Ex-inmate helps others find new direction

Mel Goebel was a prisoner of darkness - long before he went into the Nebraska State Penitentiary to serve five years for burglary.

Growing up in a home with alcoholism and abuse, he learned to kill the pain with drugs and sex. Eventually, his self-destructive lifestyle led him to crime.

"I got an ME degree - master of escaping reality," Goebel said Tuesday in an interview. "It was a Band-Aid. If I'd get a little lonely, I'd go have a drink or have sex."

In his first years in prison in the early 1970s, he went further into the darkness - smuggling drugs into the penitentiary. But then, one day, he met an inmate wearing a jacket with the words: "Smile, Jesus is your friend."

In his new book, "The Unseen Presence," Goebel tells how he began to study the Bible. Soon he committed his life to Christ and found himself filled with an overpowering peace and sense of direction.

Goebel, who is meeting this week with inmates throughout the Nebraska corrections system, worked 20 years with Prison Fellowship, the nationwide ministry that offers Bible study and one-on-one Christian teaching to men and women behind bars.

In 1997, he left Prison Fellowship to start Window King, a Colorado-based window washing business that now has 20 franchises in 10 states. Three of the franchises are owned by ex-prisoners, and another five ex-cons are on Goebel's home office staff in Colorado Springs.

Much of the profit from Window King has gone into printing and distributing his book and to funding other programs to help prisoners and ex-prisoners, he said.

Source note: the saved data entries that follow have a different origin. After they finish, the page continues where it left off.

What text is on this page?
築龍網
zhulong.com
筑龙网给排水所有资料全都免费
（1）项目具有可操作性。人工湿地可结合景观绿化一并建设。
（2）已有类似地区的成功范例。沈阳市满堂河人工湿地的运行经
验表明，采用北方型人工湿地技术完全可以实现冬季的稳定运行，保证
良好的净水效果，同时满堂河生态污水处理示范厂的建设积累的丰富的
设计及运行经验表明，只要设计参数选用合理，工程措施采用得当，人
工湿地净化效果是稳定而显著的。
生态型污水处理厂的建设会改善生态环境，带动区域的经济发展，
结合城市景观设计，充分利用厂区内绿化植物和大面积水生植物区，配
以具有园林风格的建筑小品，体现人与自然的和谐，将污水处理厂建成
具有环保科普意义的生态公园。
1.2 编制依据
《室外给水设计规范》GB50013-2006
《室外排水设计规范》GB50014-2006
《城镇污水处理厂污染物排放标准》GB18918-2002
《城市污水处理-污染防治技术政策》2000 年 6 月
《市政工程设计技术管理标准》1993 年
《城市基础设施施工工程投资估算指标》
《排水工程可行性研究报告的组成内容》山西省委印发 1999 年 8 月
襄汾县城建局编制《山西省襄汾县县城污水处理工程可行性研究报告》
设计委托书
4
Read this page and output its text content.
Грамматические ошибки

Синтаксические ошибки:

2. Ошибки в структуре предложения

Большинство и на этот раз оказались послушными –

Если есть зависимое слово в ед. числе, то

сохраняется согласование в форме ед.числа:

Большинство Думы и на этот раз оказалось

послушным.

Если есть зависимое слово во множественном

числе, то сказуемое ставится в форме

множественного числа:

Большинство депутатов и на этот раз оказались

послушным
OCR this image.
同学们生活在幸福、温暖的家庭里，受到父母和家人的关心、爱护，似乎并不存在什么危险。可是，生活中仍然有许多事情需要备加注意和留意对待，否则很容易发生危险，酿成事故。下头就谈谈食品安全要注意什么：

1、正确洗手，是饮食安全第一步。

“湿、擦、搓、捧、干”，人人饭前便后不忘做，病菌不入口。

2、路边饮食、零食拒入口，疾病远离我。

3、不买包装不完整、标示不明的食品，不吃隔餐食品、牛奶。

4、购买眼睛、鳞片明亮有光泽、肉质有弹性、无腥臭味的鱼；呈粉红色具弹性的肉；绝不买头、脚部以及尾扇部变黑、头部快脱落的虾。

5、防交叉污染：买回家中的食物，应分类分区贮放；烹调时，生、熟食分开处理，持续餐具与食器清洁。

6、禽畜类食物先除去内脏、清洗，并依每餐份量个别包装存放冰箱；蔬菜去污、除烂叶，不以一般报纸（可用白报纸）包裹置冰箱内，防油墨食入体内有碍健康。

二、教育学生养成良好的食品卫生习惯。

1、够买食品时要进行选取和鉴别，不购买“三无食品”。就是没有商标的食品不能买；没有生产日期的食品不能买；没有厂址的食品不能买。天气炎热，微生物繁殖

Goebel, 50, received a pardon from former Gov. Bob Kerrey in 1986. He still spends a lot of time traveling and speaking both behind bars and to churches, business groups and others, encouraging people to support prison ministries.

Recent studies have shown that inmates who participate regularly in prison ministries have an 80 percent chance of not returning to prison after release, he said. But a key to prisoners' success is people on the "outside" to help them find jobs, housing and necessities, and to get the religious and moral support they need to re-enter the working world.

He remembered the day he was released from prison -- with $100 in his pocket and a small cardboard box with his few belongings. He was met by caring Christian friends who had known him in prison. They gave him a place for him to live and helped him get a job and become a productive citizen.

"That network around me was my success - along with my faith," he said. "They were people who were living out their faith by being a role model to me."

While with Prison Fellowship, Goebel was national director of Network for Life, a coalition of churches working to help ex-prisoners.

As he speaks to groups, he urges businesses to hire ex-prisoners and churches to welcome them into their fold.

"We have to be a lifeline of grace to help ease the transition, ease the culture shock" for inmates re-entering society, he said.

Though he lives in Colorado, Goebel has made a commitment to prisoners in Nebraska. He comes here several times each year, meeting with inmates and encouraging local prison ministries.

No one should give up, he says, on men and women behind bars.

"There's tremendous talent in prison. They've learned how to inappropriately handle pain, but once they can learn how to handle their pain appropriately they can be a real asset to the community."